The decision by the Monetary Policy Committee to keep the repo rate unchanged at 8.25% with the prime and base home loan rate at 11.75%, was a welcome reprieve for the economy and property market.

Samuel Seeff, chairman of the Seeff Property Group said it was the right decision to take given how the cost of living is rising across the country.

“It was the correct decision given that inflation has, against expectation, been coming down rapidly over the past three months to 5.4% in June and is now within the Bank’s 3%-6% target range. The Rand-Dollar rate has also strengthened,” he said.

High interest rates are stymieing economic growth and driving unemployment and higher debt levels.

“The higher interest rate has done more harm than good. The bank should now be looking at lowering the interest rate,” said Seeff.

High interest rates have driven down property sales volumes even in the Western Cape market, which had been strong.

The market is now challenging for sellers and first-time buyers. We are now undoubtedly in a buyer’s market. The effect is that sellers will now really have to focus on pricing accurately to attract buyers.

House prices are trading relatively flat while the banks are still lending, albeit that buyers must now budget for the higher interest rate. This is similar to the period before the 1994 elections and the 2008 Global Financial Crisis.

High Street Auctions’ director, Greg Dart said the unchanged repo rate was great news.

“An 11th successive rates hike would have been a step too far for South African consumers already battling extremely high food prices and an electricity price increase at the beginning of the month that put substantial pressure on already tight household expenditure,” he said.

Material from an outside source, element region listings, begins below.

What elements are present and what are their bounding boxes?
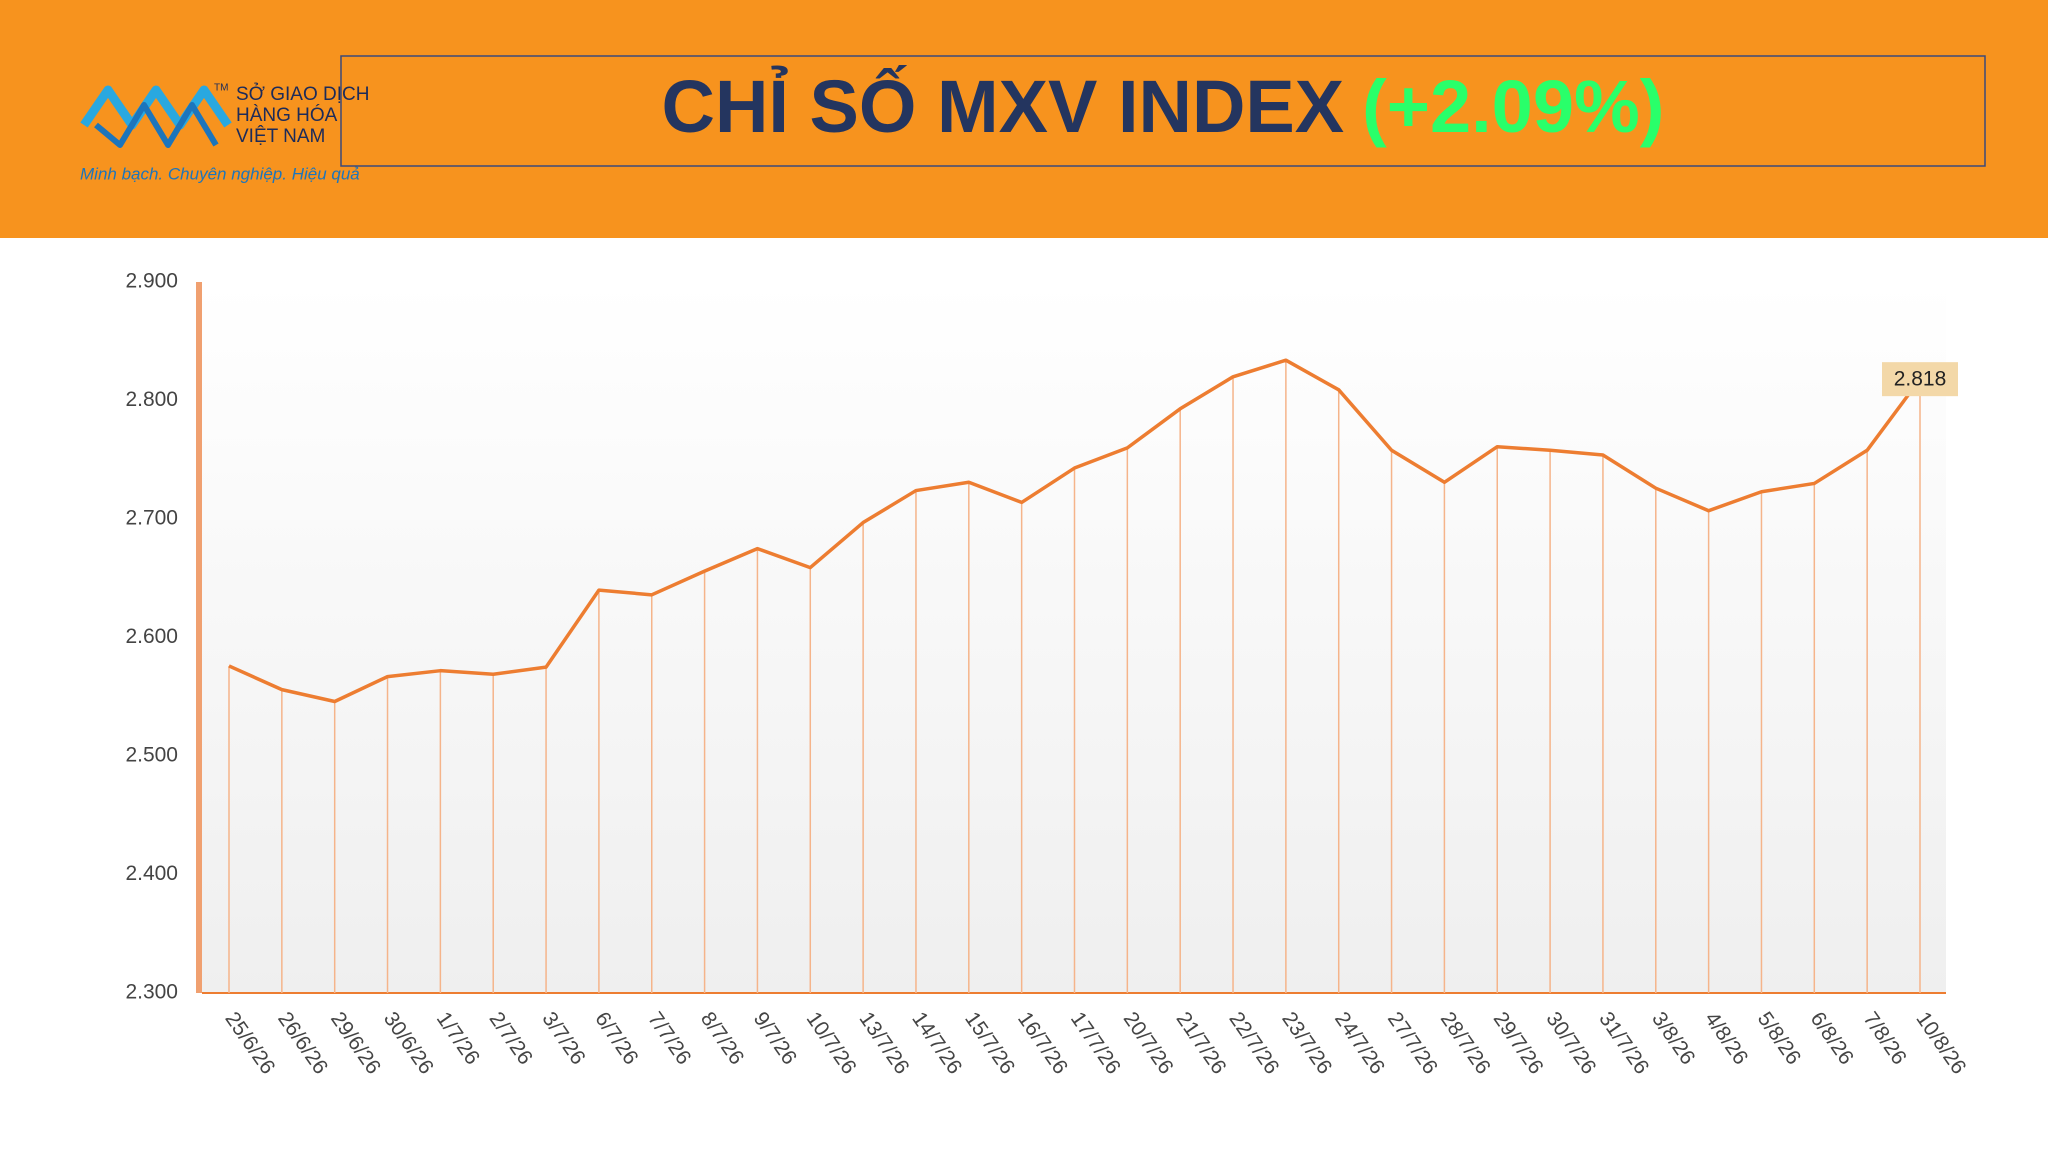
value-label-bg [1882,362,1958,397]
title-change: (+2.09%) [1362,65,1664,148]
title-box [340,55,1986,167]
logo-mark [94,102,219,148]
y-tick-label: 2.800 [125,388,178,411]
logo-tm: TM [214,83,228,94]
logo-text: HÀNG HÓA [236,104,338,126]
value-label: 2.818 [1894,368,1947,391]
y-axis [196,282,202,993]
logo-text: SỞ GIAO DỊCH [236,83,369,105]
y-tick-label: 2.700 [125,507,178,530]
chart: 2.300 2.400 2.500 2.600 2.700 2.800 2.900 2.818… [125,270,1970,1079]
y-tick-label: 2.900 [125,270,178,293]
slogan: Minh bạch. Chuyên nghiệp. Hiệu quả [80,164,360,183]
line-series [228,358,1922,704]
logo-text: VIỆT NAM [236,125,325,147]
title: CHỈ SỐ MXV INDEX (+2.09%) [662,65,1665,148]
logo-mark [80,85,232,130]
y-tick-label: 2.400 [125,862,178,885]
title-text: CHỈ SỐ MXV INDEX [662,65,1345,148]
logo [80,85,232,148]
y-tick-label: 2.300 [125,981,178,1004]
y-tick-label: 2.500 [125,744,178,767]
y-tick-label: 2.600 [125,625,178,648]
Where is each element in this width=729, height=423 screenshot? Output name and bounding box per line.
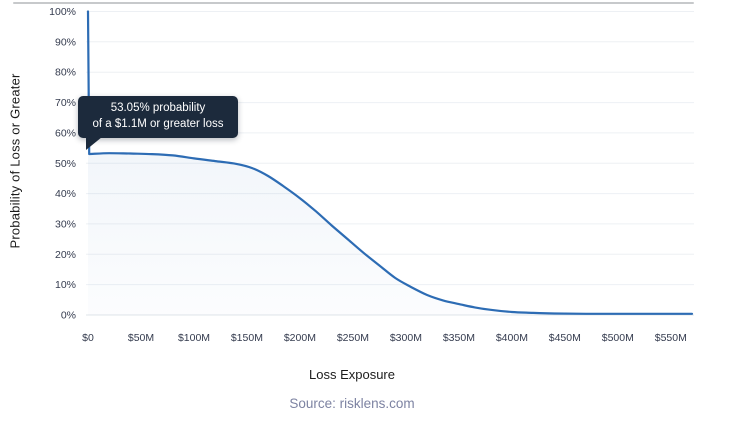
y-tick-label: 30% xyxy=(55,218,76,230)
source-credit: Source: risklens.com xyxy=(289,396,415,411)
x-tick-label: $350M xyxy=(443,332,475,344)
x-tick-label: $150M xyxy=(231,332,263,344)
tooltip-arrow-icon xyxy=(86,137,102,150)
x-tick-label: $250M xyxy=(337,332,369,344)
x-tick-label: $300M xyxy=(390,332,422,344)
y-tick-label: 50% xyxy=(55,158,76,170)
y-tick-label: 10% xyxy=(55,279,76,291)
x-tick-label: $0 xyxy=(82,332,94,344)
x-tick-label: $450M xyxy=(549,332,581,344)
tooltip: 53.05% probability of a $1.1M or greater… xyxy=(78,96,238,150)
y-axis-tick-labels: 0% 10% 20% 30% 40% 50% 60% 70% 80% 90% 100% xyxy=(49,6,76,322)
y-tick-label: 70% xyxy=(55,97,76,109)
y-tick-label: 40% xyxy=(55,188,76,200)
y-tick-label: 80% xyxy=(55,67,76,79)
y-tick-label: 60% xyxy=(55,127,76,139)
x-tick-label: $50M xyxy=(128,332,154,344)
tooltip-line2: of a $1.1M or greater loss xyxy=(92,118,224,130)
chart-top-border xyxy=(13,2,694,4)
y-tick-label: 0% xyxy=(61,310,76,322)
y-tick-label: 100% xyxy=(49,6,76,18)
x-axis-title: Loss Exposure xyxy=(309,367,395,382)
curve-area-fill xyxy=(88,11,692,315)
y-tick-label: 90% xyxy=(55,36,76,48)
x-tick-label: $550M xyxy=(655,332,687,344)
x-tick-label: $500M xyxy=(602,332,634,344)
x-tick-label: $400M xyxy=(496,332,528,344)
curve-line xyxy=(86,10,694,315)
tooltip-line1: 53.05% probability xyxy=(110,102,206,115)
y-tick-label: 20% xyxy=(55,249,76,261)
x-axis-tick-labels: $0 $50M $100M $150M $200M $250M $300M $350M $400… xyxy=(82,332,687,344)
x-tick-label: $100M xyxy=(178,332,210,344)
x-tick-label: $200M xyxy=(284,332,316,344)
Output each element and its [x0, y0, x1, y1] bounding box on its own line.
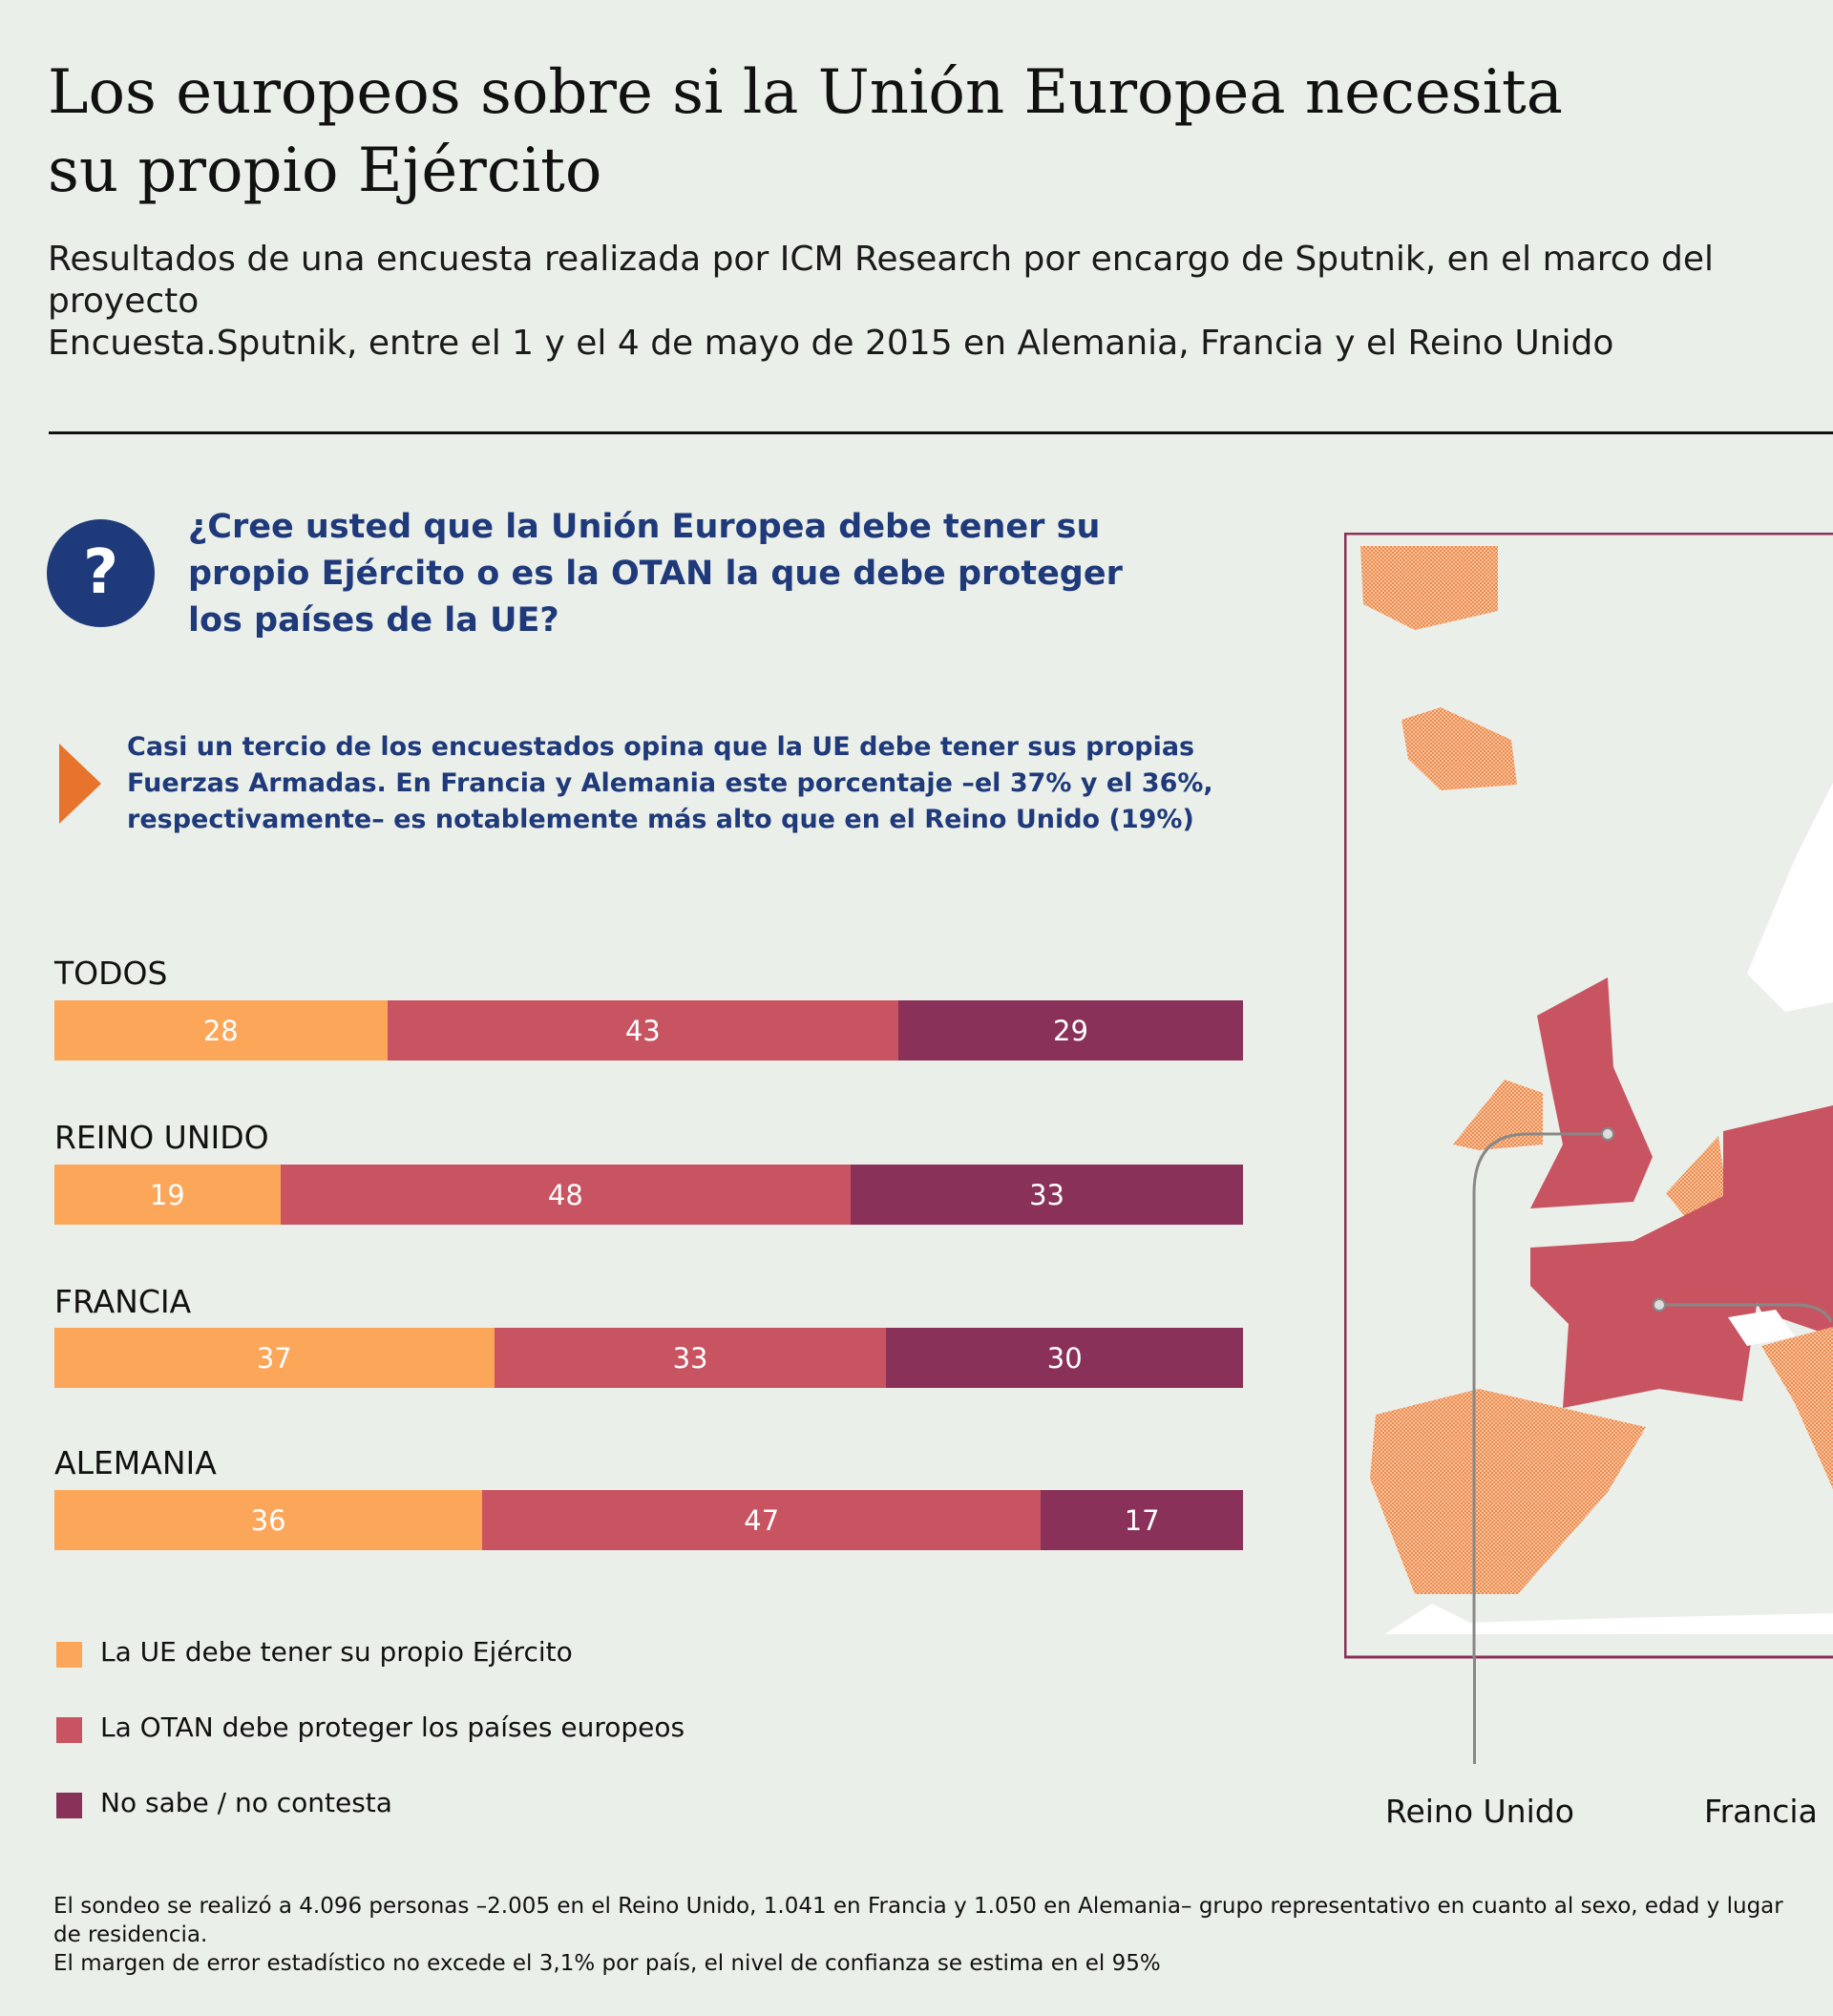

“In an interview earlier this week Finance Minister Enoch Godongwana said the Reserve Bank would base its prime lending rate decision today on what was necessary to curb inflation. Thankfully, the latest figures from Stats SA were good,” said Dart.

On Tuesday, Statistics SA reported that consumer price inflation had slowed dramatically to 5.4% in June from 6.3% in May. This is the first drop below the Reserve Bank’s maximum target of 6% since April last year.

Mortgage holders will now need time to recover from the economic backslide they’ve faced since the upward rates cycle started which means it would be ideal to see the prime lending rate remain stable for the remainder of the year.